Old Madagascar baobab trees, new research


This video says about itself:

Alley of Baobabs, MadagascarConservation International

30 January 2008

Madagascar is unlike any place else on Earth. It has been separated from other land masses for almost a hundred million years. As a result, evolution there has proceeded along a separate track from any other region.

The vast majority of plants and animals you will find in Madagascar are unlike anything you may have seen before.

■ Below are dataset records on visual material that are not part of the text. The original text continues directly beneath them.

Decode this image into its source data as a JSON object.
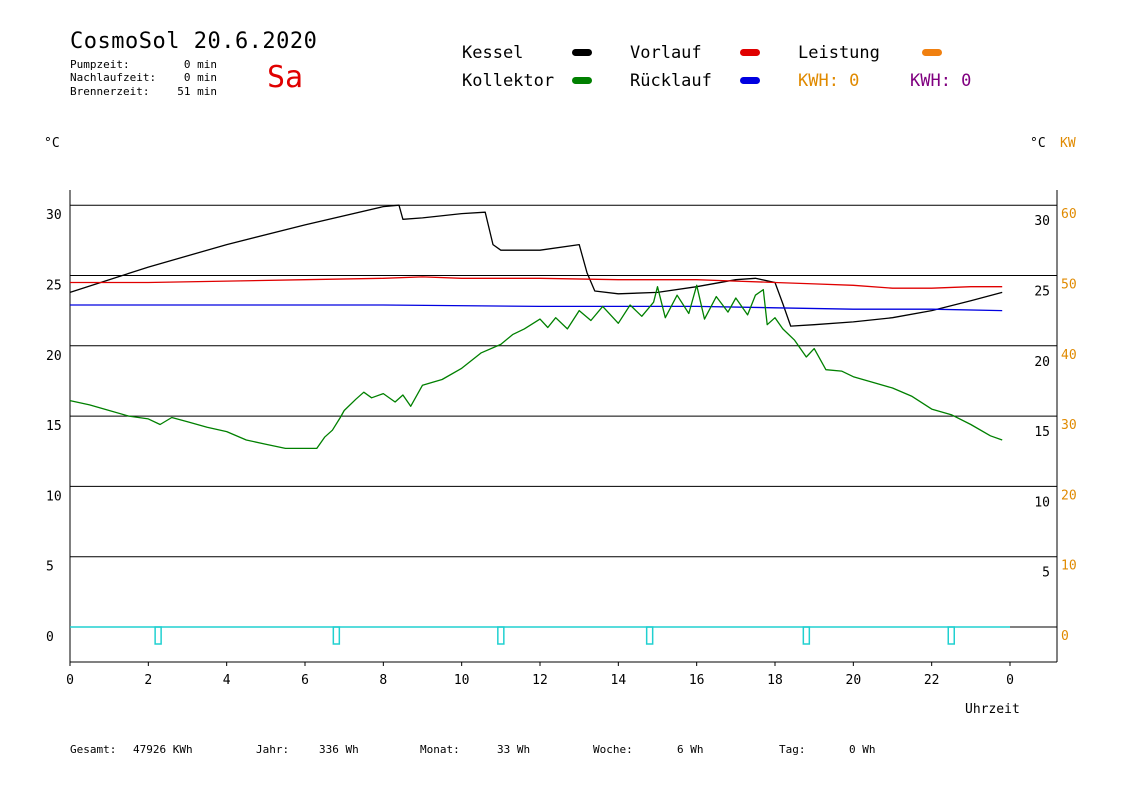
{
  "header": {
    "title": "CosmoSol 20.6.2020",
    "weekday": "Sa",
    "stats": [
      {
        "label": "Pumpzeit:",
        "value": "0 min"
      },
      {
        "label": "Nachlaufzeit:",
        "value": "0 min"
      },
      {
        "label": "Brennerzeit:",
        "value": "51 min"
      }
    ]
  },
  "legend": {
    "items": [
      {
        "label": "Kessel",
        "color": "#000000"
      },
      {
        "label": "Vorlauf",
        "color": "#e00000"
      },
      {
        "label": "Leistung",
        "color": "#f08010"
      },
      {
        "label": "Kollektor",
        "color": "#008000"
      },
      {
        "label": "Rücklauf",
        "color": "#0000e0"
      }
    ],
    "kwh": [
      {
        "label": "KWH: 0",
        "color": "#e08a00"
      },
      {
        "label": "KWH: 0",
        "color": "#800080"
      }
    ]
  },
  "axes": {
    "left_unit": "°C",
    "right_unit": "°C",
    "right_unit2": "KW",
    "xlabel": "Uhrzeit"
  },
  "footer": [
    {
      "label": "Gesamt:",
      "value": "47926 KWh"
    },
    {
      "label": "Jahr:",
      "value": "336 Wh"
    },
    {
      "label": "Monat:",
      "value": "33 Wh"
    },
    {
      "label": "Woche:",
      "value": "6 Wh"
    },
    {
      "label": "Tag:",
      "value": "0 Wh"
    }
  ],
  "chart_data": {
    "type": "line",
    "x_ticks": [
      "0",
      "2",
      "4",
      "6",
      "8",
      "10",
      "12",
      "14",
      "16",
      "18",
      "20",
      "22",
      "0"
    ],
    "y_left_ticks": [
      "0",
      "5",
      "10",
      "15",
      "20",
      "25",
      "30"
    ],
    "y_right_ticks": [
      "5",
      "10",
      "15",
      "20",
      "25",
      "30"
    ],
    "y_kw_ticks": [
      "0",
      "10",
      "20",
      "30",
      "40",
      "50",
      "60"
    ],
    "xlim": [
      0,
      24
    ],
    "ylim": [
      -2.4,
      31
    ],
    "series": [
      {
        "name": "Kessel",
        "color": "#000000",
        "points": [
          [
            0,
            23.8
          ],
          [
            2,
            25.6
          ],
          [
            4,
            27.2
          ],
          [
            6,
            28.6
          ],
          [
            8,
            29.9
          ],
          [
            8.4,
            30.0
          ],
          [
            8.5,
            29.0
          ],
          [
            9,
            29.1
          ],
          [
            10,
            29.4
          ],
          [
            10.6,
            29.5
          ],
          [
            10.8,
            27.2
          ],
          [
            11,
            26.8
          ],
          [
            12,
            26.8
          ],
          [
            13,
            27.2
          ],
          [
            13.2,
            25.2
          ],
          [
            13.4,
            23.9
          ],
          [
            14,
            23.7
          ],
          [
            15,
            23.8
          ],
          [
            16,
            24.2
          ],
          [
            17,
            24.7
          ],
          [
            17.5,
            24.8
          ],
          [
            18,
            24.5
          ],
          [
            18.2,
            23.0
          ],
          [
            18.4,
            21.4
          ],
          [
            19,
            21.5
          ],
          [
            20,
            21.7
          ],
          [
            21,
            22.0
          ],
          [
            22,
            22.5
          ],
          [
            23,
            23.2
          ],
          [
            23.8,
            23.8
          ]
        ]
      },
      {
        "name": "Vorlauf",
        "color": "#e00000",
        "points": [
          [
            0,
            24.5
          ],
          [
            2,
            24.5
          ],
          [
            4,
            24.6
          ],
          [
            6,
            24.7
          ],
          [
            8,
            24.8
          ],
          [
            9,
            24.9
          ],
          [
            10,
            24.8
          ],
          [
            12,
            24.8
          ],
          [
            14,
            24.7
          ],
          [
            16,
            24.7
          ],
          [
            17,
            24.6
          ],
          [
            18,
            24.5
          ],
          [
            19,
            24.4
          ],
          [
            20,
            24.3
          ],
          [
            21,
            24.1
          ],
          [
            22,
            24.1
          ],
          [
            23,
            24.2
          ],
          [
            23.8,
            24.2
          ]
        ]
      },
      {
        "name": "Rücklauf",
        "color": "#0000e0",
        "points": [
          [
            0,
            22.9
          ],
          [
            4,
            22.9
          ],
          [
            8,
            22.9
          ],
          [
            12,
            22.8
          ],
          [
            16,
            22.8
          ],
          [
            18,
            22.7
          ],
          [
            20,
            22.6
          ],
          [
            22,
            22.6
          ],
          [
            23.8,
            22.5
          ]
        ]
      },
      {
        "name": "Kollektor",
        "color": "#008000",
        "points": [
          [
            0,
            16.1
          ],
          [
            0.5,
            15.8
          ],
          [
            1,
            15.4
          ],
          [
            1.5,
            15.0
          ],
          [
            2,
            14.8
          ],
          [
            2.3,
            14.4
          ],
          [
            2.6,
            14.9
          ],
          [
            3,
            14.6
          ],
          [
            3.5,
            14.2
          ],
          [
            4,
            13.9
          ],
          [
            4.5,
            13.3
          ],
          [
            5,
            13.0
          ],
          [
            5.5,
            12.7
          ],
          [
            6,
            12.7
          ],
          [
            6.3,
            12.7
          ],
          [
            6.5,
            13.5
          ],
          [
            6.7,
            14.0
          ],
          [
            6.9,
            14.9
          ],
          [
            7,
            15.4
          ],
          [
            7.3,
            16.2
          ],
          [
            7.5,
            16.7
          ],
          [
            7.7,
            16.3
          ],
          [
            8,
            16.6
          ],
          [
            8.3,
            16.0
          ],
          [
            8.5,
            16.5
          ],
          [
            8.7,
            15.7
          ],
          [
            9,
            17.2
          ],
          [
            9.5,
            17.6
          ],
          [
            10,
            18.4
          ],
          [
            10.5,
            19.5
          ],
          [
            11,
            20.1
          ],
          [
            11.3,
            20.8
          ],
          [
            11.6,
            21.2
          ],
          [
            12,
            21.9
          ],
          [
            12.2,
            21.3
          ],
          [
            12.4,
            22.0
          ],
          [
            12.7,
            21.2
          ],
          [
            13,
            22.5
          ],
          [
            13.3,
            21.8
          ],
          [
            13.6,
            22.8
          ],
          [
            14,
            21.6
          ],
          [
            14.3,
            22.9
          ],
          [
            14.6,
            22.1
          ],
          [
            14.9,
            23.1
          ],
          [
            15,
            24.2
          ],
          [
            15.2,
            22.0
          ],
          [
            15.5,
            23.6
          ],
          [
            15.8,
            22.3
          ],
          [
            16,
            24.3
          ],
          [
            16.2,
            21.9
          ],
          [
            16.5,
            23.5
          ],
          [
            16.8,
            22.4
          ],
          [
            17,
            23.4
          ],
          [
            17.3,
            22.2
          ],
          [
            17.5,
            23.6
          ],
          [
            17.7,
            24.0
          ],
          [
            17.8,
            21.5
          ],
          [
            18,
            22.0
          ],
          [
            18.2,
            21.2
          ],
          [
            18.5,
            20.4
          ],
          [
            18.8,
            19.2
          ],
          [
            19,
            19.8
          ],
          [
            19.3,
            18.3
          ],
          [
            19.7,
            18.2
          ],
          [
            20,
            17.8
          ],
          [
            20.5,
            17.4
          ],
          [
            21,
            17.0
          ],
          [
            21.5,
            16.4
          ],
          [
            22,
            15.5
          ],
          [
            22.5,
            15.1
          ],
          [
            23,
            14.4
          ],
          [
            23.5,
            13.6
          ],
          [
            23.8,
            13.3
          ]
        ]
      }
    ],
    "pump_marker_times": [
      2.25,
      6.8,
      11.0,
      14.8,
      18.8,
      22.5
    ]
  }
}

In western Madagascar, the Alley of Baobabs is one of those unique landscapes. The Alley is a major regional tourism draw. While tourists spend thousands of dollars on plane tickets, hotels and tours to get there, the people on whose land this marvel exists get nothing. In order to survive, local communities are raising water levels to expand rice paddies that increase the stress on the baobabs.

Funded by USAID, Conservation International and the Malagasy NGO Fanamby are working to reverse this situation. They are developing a project to improve the competitiveness among small businesses involved in the tourism supply chain. This video invites you to learn more about the ecotourism project and to cooperate with the conservation efforts to save this natural treasure.

From PLOS ONE:

Searching for the Oldest Baobab of Madagascar: Radiocarbon Investigation of Large Adansonia rubrostipa Trees

March 25, 2015

Abstract

We extended our research on the architecture, growth and age of trees belonging to the genus Adansonia, by starting to investigate large individuals of the most widespread Malagasy species.

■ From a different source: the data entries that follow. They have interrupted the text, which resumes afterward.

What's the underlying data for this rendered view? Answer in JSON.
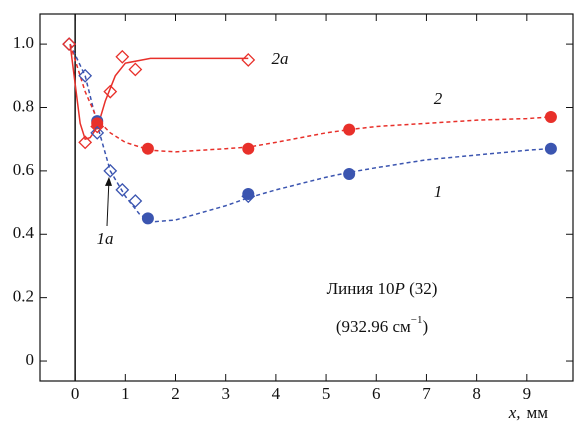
{
  "chart_data": {
    "type": "scatter",
    "xlim": [
      -0.7,
      9.92
    ],
    "ylim": [
      -0.063,
      1.095
    ],
    "xticks": [
      0,
      1,
      2,
      3,
      4,
      5,
      6,
      7,
      8,
      9
    ],
    "yticks": [
      0,
      0.2,
      0.4,
      0.6,
      0.8,
      {
        "value": 1,
        "label": "1.0"
      }
    ],
    "xlabel": [
      "x,",
      "мм"
    ],
    "annotation": {
      "line1": [
        "Линия 10",
        "P",
        " (32)"
      ],
      "line2": [
        "(932.96 см",
        "−1",
        ")"
      ]
    },
    "series": [
      {
        "name": "1",
        "color": "#3b55b0",
        "marker": "circle",
        "x": [
          0.44,
          1.45,
          3.45,
          5.46,
          9.48
        ],
        "values": [
          0.757,
          0.45,
          0.527,
          0.59,
          0.67
        ]
      },
      {
        "name": "2",
        "color": "#e8302a",
        "marker": "circle",
        "x": [
          0.44,
          1.45,
          3.45,
          5.46,
          9.48
        ],
        "values": [
          0.75,
          0.67,
          0.67,
          0.73,
          0.77
        ]
      },
      {
        "name": "1a",
        "color": "#3b55b0",
        "marker": "diamond",
        "x": [
          -0.12,
          0.2,
          0.44,
          0.7,
          0.94,
          1.2,
          3.45
        ],
        "values": [
          1.0,
          0.9,
          0.72,
          0.6,
          0.54,
          0.505,
          0.52
        ]
      },
      {
        "name": "2a",
        "color": "#e8302a",
        "marker": "diamond",
        "x": [
          -0.12,
          0.2,
          0.44,
          0.7,
          0.94,
          1.2,
          3.45
        ],
        "values": [
          1.0,
          0.69,
          0.74,
          0.85,
          0.96,
          0.92,
          0.95
        ]
      }
    ],
    "fits": [
      {
        "color": "#3b55b0",
        "dashed": true,
        "x": [
          -0.1,
          0.2,
          0.45,
          0.7,
          1.0,
          1.3,
          1.6,
          2,
          3,
          3.45,
          4,
          5,
          5.45,
          6,
          7,
          8,
          9,
          9.45
        ],
        "y": [
          1.0,
          0.9,
          0.74,
          0.6,
          0.52,
          0.46,
          0.44,
          0.445,
          0.49,
          0.515,
          0.54,
          0.58,
          0.595,
          0.61,
          0.635,
          0.65,
          0.665,
          0.67
        ]
      },
      {
        "color": "#e8302a",
        "dashed": true,
        "x": [
          -0.1,
          0.2,
          0.45,
          0.7,
          1,
          1.5,
          2,
          3,
          3.45,
          4,
          5,
          5.45,
          6,
          7,
          8,
          9,
          9.45
        ],
        "y": [
          1.0,
          0.85,
          0.76,
          0.72,
          0.69,
          0.665,
          0.66,
          0.67,
          0.675,
          0.69,
          0.72,
          0.73,
          0.74,
          0.75,
          0.76,
          0.765,
          0.77
        ]
      },
      {
        "color": "#e8302a",
        "dashed": false,
        "x": [
          -0.1,
          0.1,
          0.2,
          0.3,
          0.45,
          0.6,
          0.8,
          1.0,
          1.5,
          2,
          3,
          3.45
        ],
        "y": [
          1.0,
          0.75,
          0.7,
          0.705,
          0.74,
          0.82,
          0.9,
          0.94,
          0.955,
          0.955,
          0.955,
          0.955
        ]
      }
    ]
  }
}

Our research also intends to identify the oldest baobabs of Madagascar. Here we present results of the radiocarbon investigation of the two most representative Adansonia rubrostipa (fony baobab) specimens, which are located in south-western Madagascar, in the Tsimanampetsotse National Park.

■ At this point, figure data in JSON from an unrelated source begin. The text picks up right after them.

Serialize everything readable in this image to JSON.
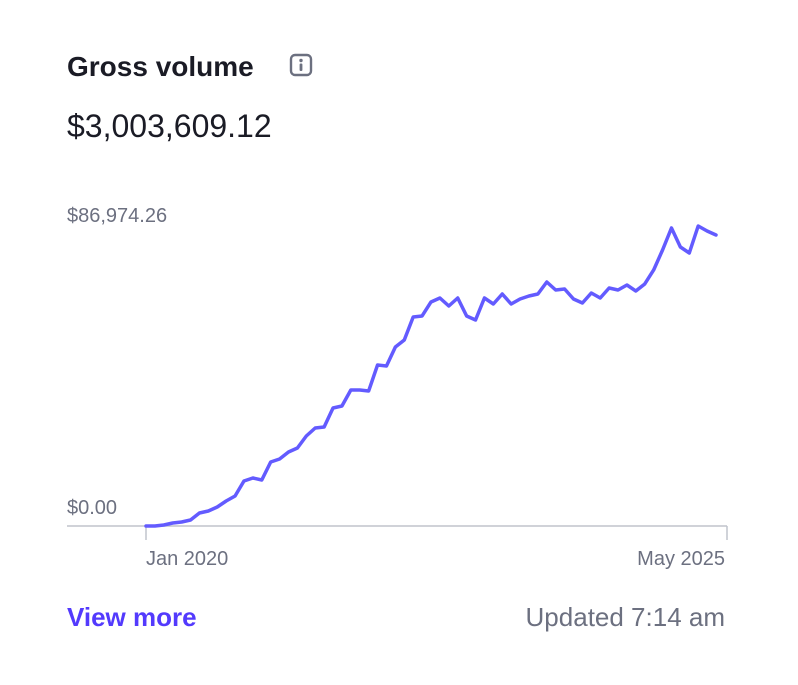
{
  "widget": {
    "title": "Gross volume",
    "amount": "$3,003,609.12",
    "link": "View more",
    "updated": "Updated 7:14 am"
  },
  "chart_data": {
    "type": "line",
    "color": "#635bff",
    "categories": [
      "Jan 2020",
      null,
      null,
      null,
      null,
      null,
      null,
      null,
      null,
      null,
      null,
      null,
      null,
      null,
      null,
      null,
      null,
      null,
      null,
      null,
      null,
      null,
      null,
      null,
      null,
      null,
      null,
      null,
      null,
      null,
      null,
      null,
      null,
      null,
      null,
      null,
      null,
      null,
      null,
      null,
      null,
      null,
      null,
      null,
      null,
      null,
      null,
      null,
      null,
      null,
      null,
      null,
      null,
      null,
      null,
      null,
      null,
      null,
      null,
      null,
      null,
      null,
      null,
      null,
      "May 2025"
    ],
    "values": [
      0,
      0,
      277,
      831,
      1108,
      1662,
      3601,
      4155,
      5263,
      6925,
      8310,
      12465,
      13296,
      12742,
      17728,
      18559,
      20498,
      21606,
      24930,
      27146,
      27423,
      32686,
      33240,
      37672,
      37672,
      37395,
      44597,
      44320,
      49583,
      51522,
      57893,
      58170,
      62048,
      63156,
      60940,
      63156,
      58170,
      57062,
      63156,
      61494,
      64264,
      61494,
      62879,
      63710,
      64264,
      67588,
      65372,
      65649,
      62879,
      61771,
      64541,
      63156,
      65926,
      65372,
      66757,
      65095,
      67034,
      70912,
      76452,
      82546,
      77283,
      75621,
      83100,
      81715,
      80607
    ],
    "ylim": [
      0,
      86974.26
    ],
    "yticks": [
      {
        "value": 0,
        "label": "$0.00"
      },
      {
        "value": 86974.26,
        "label": "$86,974.26"
      }
    ]
  }
}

We found that the fony baobab called “Grandmother” consists of 3 perfectly fused stems of different ages. The radiocarbon date of the oldest sample was found to be 1136 ± 16 BP. We estimated that the oldest part of this tree, which is mainly hollow, has an age close to 1,600 yr. This value is comparable to the age of the oldest Adansonia digitata (African baobab) specimens. By its age, the Grandmother is a major candidate for the oldest baobab of Madagascar.

The second investigated specimen, called the “polygamous baobab”, consists of 6 partially fused stems of different ages. According to dating results, this fony baobab is 1,000 yr old. This research is the first investigation of the structure and age of Malagasy baobabs.